Corte mineira entende que briga entre irmãos não possui contexto de gênero
Esses dois temas foram analisados pelo 3º Núcleo de Justiça 4.0 — Criminal Especializado do Tribunal de Justiça de Minas Gerais ao negar provimento ao recurso de apelação interposto pela Defensoria Pública Estadual contra a decisão que indeferiu medidas protetivas pleiteadas por uma mulher em desfavor do seu irmão.
Conforme a sentença, a controvérsia entre as partes decorre de conflito familiar que perdura há mais de seis anos. “O requerimento não é baseado em eventual violência em razão do gênero da vítima, mas, repise-se, por desavenças entre os irmãos”, observou o juiz de segundo grau Richardson Xavier Brant, relator do recurso.

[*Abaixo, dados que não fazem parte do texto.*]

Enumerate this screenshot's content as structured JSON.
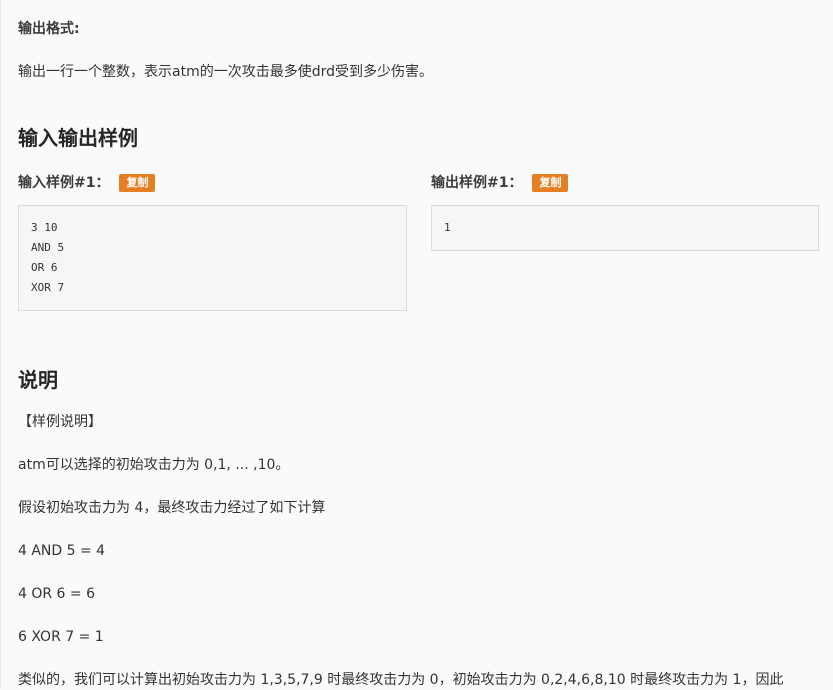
{
  "output_format": {
    "label": "输出格式:",
    "text": "输出一行一个整数，表示atm的一次攻击最多使drd受到多少伤害。"
  },
  "samples_section": {
    "title": "输入输出样例",
    "input": {
      "label": "输入样例#1：",
      "copy_label": "复制",
      "lines": [
        "3 10",
        "AND 5",
        "OR 6",
        "XOR 7"
      ]
    },
    "output": {
      "label": "输出样例#1：",
      "copy_label": "复制",
      "lines": [
        "1"
      ]
    }
  },
  "explanation": {
    "title": "说明",
    "paragraphs": [
      "【样例说明】",
      "atm可以选择的初始攻击力为 0,1, ... ,10。",
      "假设初始攻击力为 4，最终攻击力经过了如下计算",
      "4 AND 5 = 4",
      "4 OR 6 = 6",
      "6 XOR 7 = 1",
      "类似的，我们可以计算出初始攻击力为 1,3,5,7,9 时最终攻击力为 0，初始攻击力为 0,2,4,6,8,10 时最终攻击力为 1，因此"
    ]
  }
}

“Não se verifica a incidência da Lei 11.340/2006, uma vez que sua aplicação deve se restringir a casos de violência doméstica e familiar motivados por questões de gênero”, acrescentou Brant. Os desembargadores Fortuna Grion e Nelson Missias de Morais seguiram o relator para manter a decisão de primeiro grau.

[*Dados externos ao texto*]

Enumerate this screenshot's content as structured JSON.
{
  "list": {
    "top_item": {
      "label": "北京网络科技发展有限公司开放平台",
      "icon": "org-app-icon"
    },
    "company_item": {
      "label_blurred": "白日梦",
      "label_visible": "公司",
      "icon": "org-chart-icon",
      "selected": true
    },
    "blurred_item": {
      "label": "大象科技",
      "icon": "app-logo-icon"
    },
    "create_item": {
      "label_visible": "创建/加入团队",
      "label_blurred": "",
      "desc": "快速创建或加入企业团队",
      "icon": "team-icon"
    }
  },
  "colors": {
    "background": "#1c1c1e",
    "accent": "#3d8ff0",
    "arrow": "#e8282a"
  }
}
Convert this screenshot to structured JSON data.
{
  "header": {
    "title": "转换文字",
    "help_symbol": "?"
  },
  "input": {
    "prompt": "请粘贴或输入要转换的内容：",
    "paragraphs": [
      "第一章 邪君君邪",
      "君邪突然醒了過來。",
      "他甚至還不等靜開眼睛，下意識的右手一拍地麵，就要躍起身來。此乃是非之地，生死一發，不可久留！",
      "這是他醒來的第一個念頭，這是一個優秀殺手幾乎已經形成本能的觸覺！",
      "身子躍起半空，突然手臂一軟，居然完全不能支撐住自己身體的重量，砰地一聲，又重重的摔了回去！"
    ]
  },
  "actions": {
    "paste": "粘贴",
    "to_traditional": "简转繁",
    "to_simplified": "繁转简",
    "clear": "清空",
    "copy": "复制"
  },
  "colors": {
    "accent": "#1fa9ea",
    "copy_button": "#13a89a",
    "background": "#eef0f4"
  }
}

Segundo o acórdão, não há nos autos elementos que indiquem motivação de gênero ou situação atual de risco à integridade física ou psicológica da mulher. Além disso, laudo social e documentos indicam se tratar de desavença familiar, sem vínculo direto com violência doméstica nos moldes da Lei Maria da Penha.
Legitimidade questionada
Antes de julgar o mérito do recurso, o colegiado apreciou questão preliminar suscitada pelo Ministério Público. Com o argumento de que a DPE recorreu sem a vítima ser previamente intimada para se manifestar acerca do interesse de apelar, o MP opinou pela ilegitimidade recursal da Defensoria.

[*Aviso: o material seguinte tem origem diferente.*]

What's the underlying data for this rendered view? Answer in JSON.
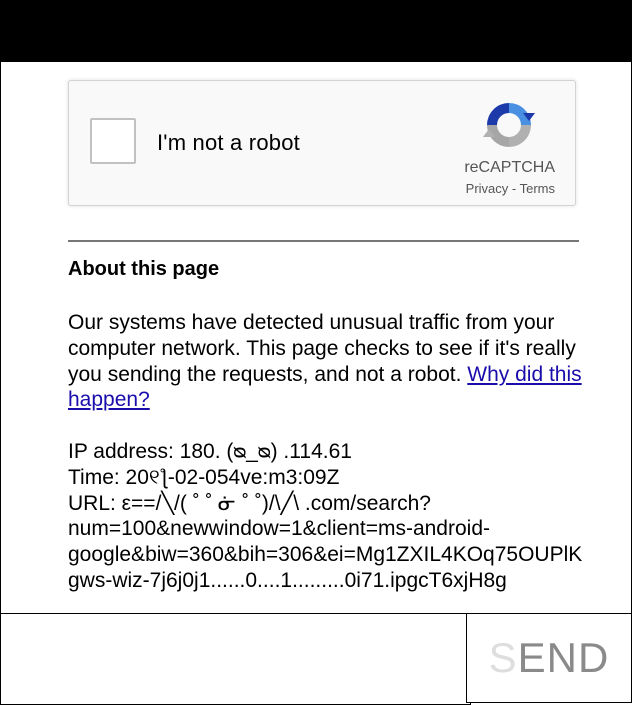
{
  "captcha": {
    "checkbox_label": "I'm not a robot",
    "brand": "reCAPTCHA",
    "privacy_link": "Privacy",
    "separator": " - ",
    "terms_link": "Terms"
  },
  "about": {
    "heading": "About this page",
    "paragraph": "Our systems have detected unusual traffic from your computer network. This page checks to see if it's really you sending the requests, and not a robot. ",
    "link_text": "Why did this happen?"
  },
  "details": {
    "ip_line": "IP address: 180. (ᴓ_ᴓ) .114.61",
    "time_line": "Time: 20୧ƪ-02-054ve:m3:09Z",
    "url_line1": "URL: ε==/╲/( ˚ ˚ ᓃ ˚ ˚)/\\╱\\ .com/search?",
    "url_line2": "num=100&newwindow=1&client=ms-android-",
    "url_line3": "google&biw=360&bih=306&ei=Mg1ZXIL4KOq75OUPlK",
    "url_line4": "gws-wiz-7j6j0j1......0....1.........0i71.ipgcT6xjH8g"
  },
  "bottom": {
    "input_value": "",
    "send_first": "S",
    "send_rest": "END"
  },
  "colors": {
    "top_bar": "#000000",
    "link": "#1a0dab",
    "captcha_bg": "#f9f9f9"
  }
}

O relator rejeitou essa tese do MP e conheceu da apelação, embora tenha negado provimento a ela, porque “a Defensoria Pública ostenta plena legitimidade e autonomia para interpor recursos nas causas em que atua, o que prevalece mesmo quando o próprio assistido manifesta conformismo com decisões judiciais que lhe desfavoreçam”.
De acordo com Brant, não há que se falar em substituição processual, que se refere à legitimação ad causam (para a causa), uma das condições da ação. “A assistência dada pela Defensoria Pública à parte liga-se à capacidade postulatória, pressuposto processual subjetivo. Uma e outro não se confundem.”